Beyond structural MRI, functional imaging of the brain has generated a handful of measures—from FDG PET for glucose metabolism and rCBF PET or SPECT for blood flow to diffusion tensor imaging—that offer some consistent signals in DLB. Alas, although FDG PET is a robust technique for differential diagnosis of dementia, it is less powerful in early stages of disease, said Nicolaas Bohnen of the University of Michigan in Ann Arbor.
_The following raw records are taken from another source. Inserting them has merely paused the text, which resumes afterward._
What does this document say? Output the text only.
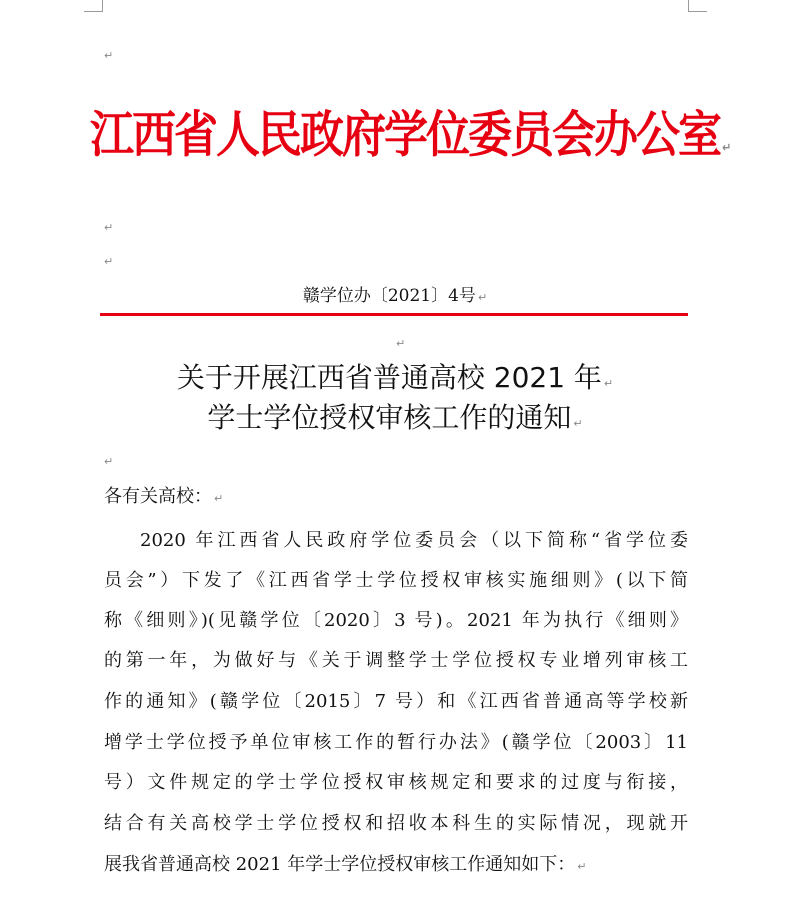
↵
江西省人民政府学位委员会办公室 ↵
↵
↵
赣学位办〔2021〕4号 ↵
↵
关于开展江西省普通高校 2021 年 ↵
学士学位授权审核工作的通知 ↵
↵
各有关高校： ↵
2020 年江西省人民政府学位委员会（以下简称“省学位委
员会”）下发了《江西省学士学位授权审核实施细则》(以下简
称《细则》)(见赣学位〔2020〕3 号)。2021 年为执行《细则》
的第一年，为做好与《关于调整学士学位授权专业增列审核工
作的通知》(赣学位〔2015〕7 号）和《江西省普通高等学校新
增学士学位授予单位审核工作的暂行办法》(赣学位〔2003〕11
号）文件规定的学士学位授权审核规定和要求的过度与衔接，
结合有关高校学士学位授权和招收本科生的实际情况，现就开
展我省普通高校 2021 年学士学位授权审核工作通知如下： ↵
By comparison, dopamine transporter imaging in the substantia nigra, done by 123-Iodine ioflupane SPECT (aka FP-CIT or DaTscan) is highly sensitive, i.e., it does not miss cases as easily. A DaTscan greatly improves the diagnosis of DLB, though by itself it is also not always specific; dopaminergic nerve terminals sometimes degenerate in other diseases that can masquerade as DLB, Bohnen said. Thomas Beach of Banner Sun Health Research Institute in Sun City, Arizona, agreed, “An unknown fraction of people with positive DaTscans have PSP, CBD, or MSA rather than PD or DLB. We see this at our center and elsewhere.”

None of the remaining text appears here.